Thursday, February 29, 2024

Federal commission looks to commemorate 400 years of black history in Virginia

The Memorial church, built in the early 1900s. (Andrew Harris/WYDaily)
Jamestown is among the sites on the Virginia Peninsula that could receive funding for the 400th anniversary commemoration. (Andrew Harris/WYDaily)

Four hundred years after the first Africans were brought to the English colonies at Point Comfort, Virginia, the federal government is looking to raise awareness on the historic importance of African-Americans in Virginia.

In January, President Donald Trump signed into law the “400 Years of African-American History Commission Act,” which established a federal commission to acknowledge, recognize, and highlight the trials, tribulations and successes of African-Americans throughout the United States, according to an American Evolution 2019 news release.

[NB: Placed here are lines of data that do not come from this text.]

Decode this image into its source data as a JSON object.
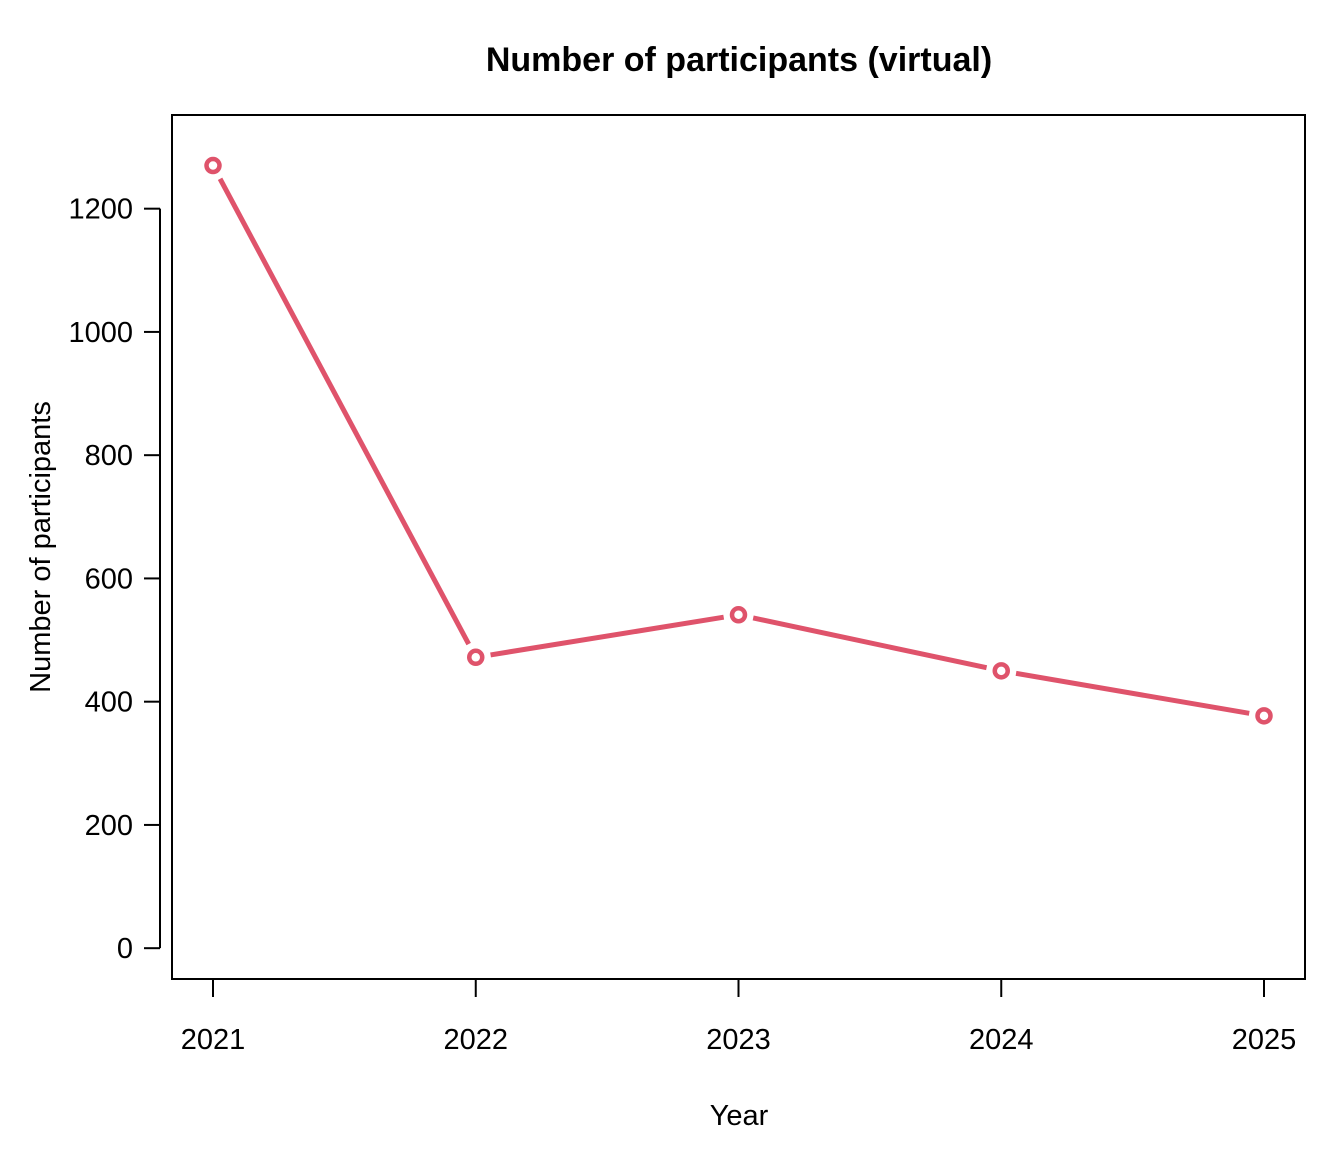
{
  "chart_data": {
    "type": "line",
    "title": "Number of participants (virtual)",
    "xlabel": "Year",
    "ylabel": "Number of participants",
    "x": [
      2021,
      2022,
      2023,
      2024,
      2025
    ],
    "x_tick_labels": [
      "2021",
      "2022",
      "2023",
      "2024",
      "2025"
    ],
    "y_ticks": [
      0,
      200,
      400,
      600,
      800,
      1000,
      1200
    ],
    "y_tick_labels": [
      "0",
      "200",
      "400",
      "600",
      "800",
      "1000",
      "1200"
    ],
    "ylim": [
      -50,
      1352
    ],
    "grid": false,
    "legend": "none",
    "series": [
      {
        "values": [
          1270,
          472,
          541,
          450,
          377
        ],
        "color": "#DF536B"
      }
    ]
  }
}
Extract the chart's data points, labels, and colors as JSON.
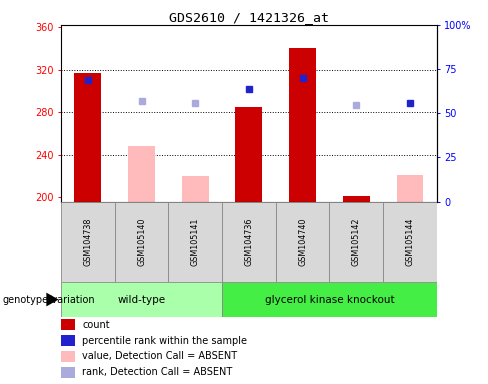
{
  "title": "GDS2610 / 1421326_at",
  "samples": [
    "GSM104738",
    "GSM105140",
    "GSM105141",
    "GSM104736",
    "GSM104740",
    "GSM105142",
    "GSM105144"
  ],
  "groups": {
    "wild-type": [
      0,
      1,
      2
    ],
    "glycerol kinase knockout": [
      3,
      4,
      5,
      6
    ]
  },
  "bar_values": [
    317,
    248,
    220,
    285,
    340,
    201,
    221
  ],
  "bar_colors": [
    "#cc0000",
    "#ffbbbb",
    "#ffbbbb",
    "#cc0000",
    "#cc0000",
    "#cc0000",
    "#ffbbbb"
  ],
  "rank_values": [
    310,
    291,
    289,
    302,
    312,
    287,
    289
  ],
  "rank_colors": [
    "#2222cc",
    "#aaaadd",
    "#aaaadd",
    "#2222cc",
    "#2222cc",
    "#aaaadd",
    "#2222cc"
  ],
  "ylim_left": [
    196,
    362
  ],
  "ylim_right": [
    0,
    100
  ],
  "yticks_left": [
    200,
    240,
    280,
    320,
    360
  ],
  "yticks_right": [
    0,
    25,
    50,
    75,
    100
  ],
  "ytick_labels_right": [
    "0",
    "25",
    "50",
    "75",
    "100%"
  ],
  "group_wt_color": "#aaffaa",
  "group_gk_color": "#44ee44",
  "legend_items": [
    {
      "label": "count",
      "color": "#cc0000"
    },
    {
      "label": "percentile rank within the sample",
      "color": "#2222cc"
    },
    {
      "label": "value, Detection Call = ABSENT",
      "color": "#ffbbbb"
    },
    {
      "label": "rank, Detection Call = ABSENT",
      "color": "#aaaadd"
    }
  ],
  "baseline": 196,
  "dotted_yticks": [
    240,
    280,
    320
  ]
}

The law was introduced by Democratic Congressman Bobby Scott, VA-3, to the U.S. House of Representatives before it was sponsored in the U.S. Senate by both of Virginia’s Democratic senators Tim Kaine and Mark Warner.

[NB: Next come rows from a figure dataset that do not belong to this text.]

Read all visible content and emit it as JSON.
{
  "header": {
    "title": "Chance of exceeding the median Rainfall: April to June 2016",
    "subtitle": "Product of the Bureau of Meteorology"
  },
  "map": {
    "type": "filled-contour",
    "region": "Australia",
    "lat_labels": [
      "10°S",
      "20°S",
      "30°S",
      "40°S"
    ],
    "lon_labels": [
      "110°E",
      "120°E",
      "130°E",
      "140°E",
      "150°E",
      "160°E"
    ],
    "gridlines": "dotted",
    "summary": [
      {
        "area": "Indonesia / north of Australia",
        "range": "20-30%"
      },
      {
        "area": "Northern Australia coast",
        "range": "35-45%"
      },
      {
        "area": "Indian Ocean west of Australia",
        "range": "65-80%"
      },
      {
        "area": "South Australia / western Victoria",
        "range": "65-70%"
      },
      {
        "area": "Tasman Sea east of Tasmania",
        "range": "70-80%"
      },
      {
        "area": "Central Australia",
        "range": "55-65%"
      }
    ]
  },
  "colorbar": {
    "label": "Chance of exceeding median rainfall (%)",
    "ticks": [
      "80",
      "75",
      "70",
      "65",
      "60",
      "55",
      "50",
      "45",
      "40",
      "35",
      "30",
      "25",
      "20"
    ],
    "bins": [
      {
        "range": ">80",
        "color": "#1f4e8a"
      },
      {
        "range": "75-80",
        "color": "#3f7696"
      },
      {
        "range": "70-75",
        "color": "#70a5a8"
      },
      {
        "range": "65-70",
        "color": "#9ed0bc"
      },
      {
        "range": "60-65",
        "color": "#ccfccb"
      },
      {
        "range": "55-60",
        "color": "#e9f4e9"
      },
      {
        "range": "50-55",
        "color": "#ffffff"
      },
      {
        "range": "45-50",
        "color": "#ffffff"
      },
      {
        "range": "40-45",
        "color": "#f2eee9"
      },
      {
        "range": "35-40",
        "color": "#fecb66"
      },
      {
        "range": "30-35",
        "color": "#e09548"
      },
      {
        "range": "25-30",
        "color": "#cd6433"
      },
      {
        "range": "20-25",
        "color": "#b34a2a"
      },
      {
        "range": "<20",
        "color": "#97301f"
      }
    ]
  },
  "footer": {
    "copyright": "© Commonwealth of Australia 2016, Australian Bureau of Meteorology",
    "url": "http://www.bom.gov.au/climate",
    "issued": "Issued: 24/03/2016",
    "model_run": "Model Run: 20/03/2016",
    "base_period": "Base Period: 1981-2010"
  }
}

“The legislation was enacted days before Black History Month, when communities across the country come together to recognize the contributions of African American trailblazers and influencers,” the release stated. “The 400 Years of African-American History Commission will raise national awareness about the moment when African culture first became an integral part of the American narrative and it will highlight the significant contributions of African Americans over the last 400 years of American history.”

The federal body can provide grants to non-profit, historic and civic organizations, as well as fund academic research on the subject to encourage participation and preservation during and after the 400th anniversary commemoration.

“The 1619 African arrival story is a key historical point in the foundation of America, as well as a core focus of Virginia’s 2019 Commemoration,” American Evolution executive director Kathy Spangler said. “We are committed to our mission of uncovering untold stories, dispelling perpetuated historical inaccuracies, and expanding our collective knowledge of the African American experience over the last four centuries.”

Historic locations and attractions honoring the legacy of African-Americans on the Virginian Peninsula include:

  • Freedom Park — James City County is home to the first free black settlement.
  • Historic Jamestowne — The historic first English settlement now serves as an archeological site where archaeologists are rediscovering the home of one of the first Africans to arrive in Virginia.
  • Jamestown Settlement — Visitors can pay homage to the “Africa to Virginia” exhibit and a statue of Angolan Queen Njinga.
  • Fort Monroe — The national monument is the site of the arrival of the first Africans in Virginia and later served as a Civil War-era shelter for refugee slaves.
  • Hampton History Museum — The museum features an exhibition that explores the lives of fugitive slaves who fought for their liberty or ran to find it.
  • The Hampton University Emancipation Oak — Under this tree, enslaved African Americans in the South heard the Emancipation Proclamation for the first time.